Design Optimization Algorithms for Synthetic Biology Applications

Open Access
- Author:
- Halper, Sean
- Graduate Program:
- Chemical Engineering
- Degree:
- Doctor of Philosophy
- Document Type:
- Dissertation
- Date of Defense:
- October 04, 2019
- Committee Members:
- Howard M Salis, Dissertation Advisor/Co-Advisor
Howard M Salis, Committee Chair/Co-Chair
Andrew Zydney, Committee Member
Phillip E Savage, Committee Member
Reka Z Albert, Outside Member
Phillip E Savage, Program Head/Chair - Keywords:
- Synthetic Biology
Metabolic Engineering
CRISPR
Design Optimization
Gene Synthesis - Abstract:
- One of the central challenges facing the efforts of metabolic engineers to produce value-added biochemicals via microbial cell factories is the time and resource costs of pathway optimization. When a metabolic pathway is taken from its native host, recoded and expressed in another host, the enzymes may not be in a productive expression configuration initially, leading to low yields.
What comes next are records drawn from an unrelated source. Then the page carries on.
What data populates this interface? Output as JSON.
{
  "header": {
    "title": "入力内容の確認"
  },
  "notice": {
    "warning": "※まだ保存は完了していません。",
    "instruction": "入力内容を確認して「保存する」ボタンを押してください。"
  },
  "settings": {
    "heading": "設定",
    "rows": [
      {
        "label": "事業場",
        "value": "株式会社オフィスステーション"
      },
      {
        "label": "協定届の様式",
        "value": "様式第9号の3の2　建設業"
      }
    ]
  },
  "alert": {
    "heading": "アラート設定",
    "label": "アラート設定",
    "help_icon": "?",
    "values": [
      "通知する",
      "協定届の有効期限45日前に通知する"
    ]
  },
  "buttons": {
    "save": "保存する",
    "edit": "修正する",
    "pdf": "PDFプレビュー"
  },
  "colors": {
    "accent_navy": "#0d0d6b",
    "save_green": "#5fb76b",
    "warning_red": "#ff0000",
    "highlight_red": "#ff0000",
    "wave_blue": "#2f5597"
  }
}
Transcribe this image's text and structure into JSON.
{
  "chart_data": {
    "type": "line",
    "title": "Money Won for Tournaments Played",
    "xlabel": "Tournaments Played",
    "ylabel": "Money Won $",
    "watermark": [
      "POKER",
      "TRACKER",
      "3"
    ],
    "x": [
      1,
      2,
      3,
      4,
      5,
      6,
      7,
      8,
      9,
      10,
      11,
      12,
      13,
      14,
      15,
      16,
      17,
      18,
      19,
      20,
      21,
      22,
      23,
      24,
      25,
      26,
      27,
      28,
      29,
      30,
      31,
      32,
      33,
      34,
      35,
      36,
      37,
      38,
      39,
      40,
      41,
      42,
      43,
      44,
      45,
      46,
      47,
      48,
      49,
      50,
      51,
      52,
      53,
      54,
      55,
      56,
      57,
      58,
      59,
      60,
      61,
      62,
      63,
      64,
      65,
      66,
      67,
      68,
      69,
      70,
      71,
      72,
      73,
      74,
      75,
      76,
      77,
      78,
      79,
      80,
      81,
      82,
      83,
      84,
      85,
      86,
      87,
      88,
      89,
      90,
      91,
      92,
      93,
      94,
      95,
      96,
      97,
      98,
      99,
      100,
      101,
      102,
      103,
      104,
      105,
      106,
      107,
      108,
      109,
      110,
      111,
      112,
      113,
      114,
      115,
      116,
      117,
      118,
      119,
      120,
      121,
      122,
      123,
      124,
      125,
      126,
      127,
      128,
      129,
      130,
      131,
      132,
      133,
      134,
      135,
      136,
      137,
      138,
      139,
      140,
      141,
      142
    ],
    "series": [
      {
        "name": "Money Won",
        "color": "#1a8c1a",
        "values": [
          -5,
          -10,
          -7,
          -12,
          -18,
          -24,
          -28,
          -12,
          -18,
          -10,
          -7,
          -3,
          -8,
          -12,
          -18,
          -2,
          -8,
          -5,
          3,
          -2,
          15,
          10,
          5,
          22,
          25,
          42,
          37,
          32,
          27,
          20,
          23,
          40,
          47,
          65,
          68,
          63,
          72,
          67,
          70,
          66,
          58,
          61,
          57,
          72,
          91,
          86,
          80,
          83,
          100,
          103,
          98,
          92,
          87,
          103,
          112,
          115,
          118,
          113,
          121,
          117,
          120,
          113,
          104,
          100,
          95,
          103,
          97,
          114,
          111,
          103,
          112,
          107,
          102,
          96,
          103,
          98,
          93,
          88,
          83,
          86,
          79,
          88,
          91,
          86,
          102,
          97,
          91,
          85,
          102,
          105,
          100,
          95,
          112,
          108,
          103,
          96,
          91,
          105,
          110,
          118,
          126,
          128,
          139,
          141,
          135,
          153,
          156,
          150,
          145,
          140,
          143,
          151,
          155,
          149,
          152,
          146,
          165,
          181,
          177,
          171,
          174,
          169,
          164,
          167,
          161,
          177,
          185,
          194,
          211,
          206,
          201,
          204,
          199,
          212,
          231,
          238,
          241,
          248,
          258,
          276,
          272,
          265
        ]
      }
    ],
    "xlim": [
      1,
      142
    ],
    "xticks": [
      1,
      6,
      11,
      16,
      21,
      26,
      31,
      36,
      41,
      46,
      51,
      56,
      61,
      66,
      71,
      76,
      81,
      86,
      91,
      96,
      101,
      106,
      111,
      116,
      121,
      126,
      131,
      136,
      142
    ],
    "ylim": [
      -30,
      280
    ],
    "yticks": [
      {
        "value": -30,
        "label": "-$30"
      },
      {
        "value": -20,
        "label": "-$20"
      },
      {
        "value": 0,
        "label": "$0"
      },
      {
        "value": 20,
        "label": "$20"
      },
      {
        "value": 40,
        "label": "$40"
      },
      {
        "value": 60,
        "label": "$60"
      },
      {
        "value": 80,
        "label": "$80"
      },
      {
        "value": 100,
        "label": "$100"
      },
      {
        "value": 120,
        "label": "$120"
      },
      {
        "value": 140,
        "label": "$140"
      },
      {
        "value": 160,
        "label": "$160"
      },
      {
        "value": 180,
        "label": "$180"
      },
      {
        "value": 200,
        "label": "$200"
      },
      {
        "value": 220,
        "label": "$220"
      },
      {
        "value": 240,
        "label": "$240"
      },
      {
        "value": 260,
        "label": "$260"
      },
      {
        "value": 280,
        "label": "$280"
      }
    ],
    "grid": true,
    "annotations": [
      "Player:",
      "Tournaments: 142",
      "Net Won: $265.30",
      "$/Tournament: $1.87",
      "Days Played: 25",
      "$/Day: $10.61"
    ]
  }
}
Retuning these pathways scales combinatorially with the pathway length, resulting in substantial time and experimental costs when trying to produce more complex metabolites. In the cases where a good chassis organism already has the biochemical pathway of interest natively expressed, a new set of challenges arise. Redirecting metabolic flux toward a desired internal metabolite without hampering cell growth requires substantial genome edits to change the expression of multiple native genes, which imposes strain development overhead, Additionally, this genomic refactoring is usually irreversible and not tunable, limiting applicability to pathways overlapping with essential genes. A third, hidden cost to crop up during pathway optimization is the time and lost productivity cost of synthesis failures, which can make heterologous gene expression and other genetic system design substantially more complex. In this dissertation, we seek to eliminate these costly experimental hurdles via design optimization algorithms. With the Pathway Map Calculator, an automated kinetic modeling algorithm, we can replace the large experimental hurdle of exhaustive heterologous pathway characterization with a smaller mixed experimental and computational approach to develop an accurate pathway model, and use the namesake Pathway Maps to guide downstream engineering efforts toward the optimal expression of the pathway’s enzymes. In order to allow rapid, tunable regulation of native enzymes, we developed extremely long sgRNA arrays (ELSAs) in order to leverage the advantages of CRISPR-Cas9 as a means of regulating several genes simultaneously via a single genetic construct that can be ordered directly from gene synthesis providers, eliminating experimental overhead. To that end, we developed the ELSA Calculator, a design automation algorithm for producing synthesizable ELSAs, and the Synthesis Success Calculator, a classifier for predicting gene synthesis delays, to ensure rapid, reliable synthesis of ELSAs, metabolic pathways and other genetic systems.